Archbishop Chrysostomos described a particularly glorious day for the Church of Cyprus, noting that the establishment of the Theological School serves a growing need of the Church of Cyprus to cultivate its own Theological Education.
"We express joy and jubilation because we see our ardent desire," he said, "fulfilled."
"The theological school will aim to promote religious beliefs, to educate about Christ and to instil in the hearts of the clergy the desired ethos," he added. "It will promote scientific education and solemn life and the cultivation of critical thinking."
President Anastasiades said that the Theological School of the Church of Cyprus was "founded during a difficult and crucial time for the future of our country."
He said it comes at a time when our country is now in need of shining examples.
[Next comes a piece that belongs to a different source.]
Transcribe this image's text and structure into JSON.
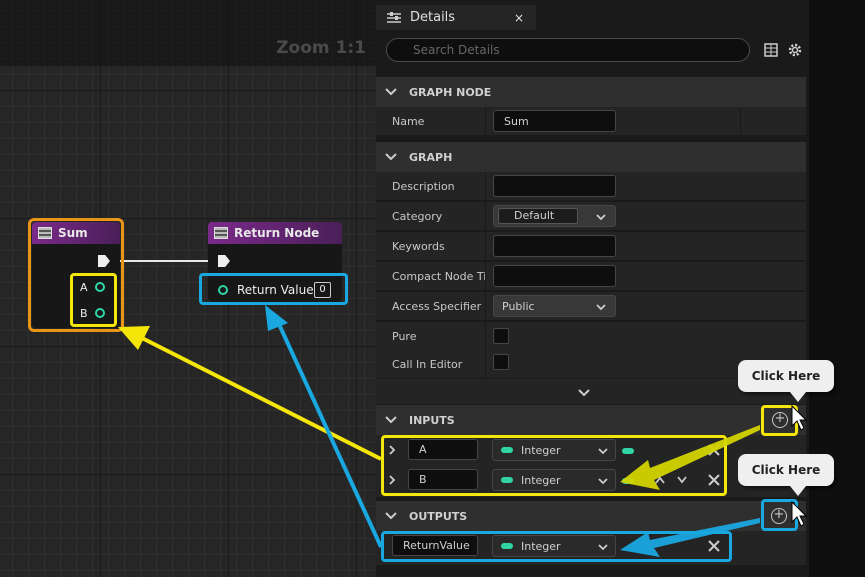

It will remedy its moral standing and regain its freedom and dignity at all levels.
The President pledged that the government will stand by the new school and support the Church of Cyprus in this effort.
In his message, which was read during the ceremony, Ecumenical Patriarch Bartholomew said that he was deeply moved and satisfied to be informed of the decision of the Church of Cyprus to found a theological school.
The Ecumenical Patriarchate, as guardian of the living theological truth, looks forward to the efforts of the Theological School of Cyprus.
He also congratulated Archbishop Chrysostomos and the Holy Synod and wished the school to become a centre of theological education and initiation of students in the spirit and ethos of the Orthodox Church.
In his address, the Director of the Theological School, Deacon Kyprianos Kountouris, said it was imperative to establish a school which aims to maintain university-level standards.
He noted that the school begins with a four-year undergraduate theology programme that was adopted by the competent bodies of the Ministry of Education and Culture and this year is offered to twenty-five students. During the first year of study there will be fourteen classes taught by ten teachers, two of whom will be visiting professors from theological schools of Greece and Lebanon as well as the wider academic world of Europe.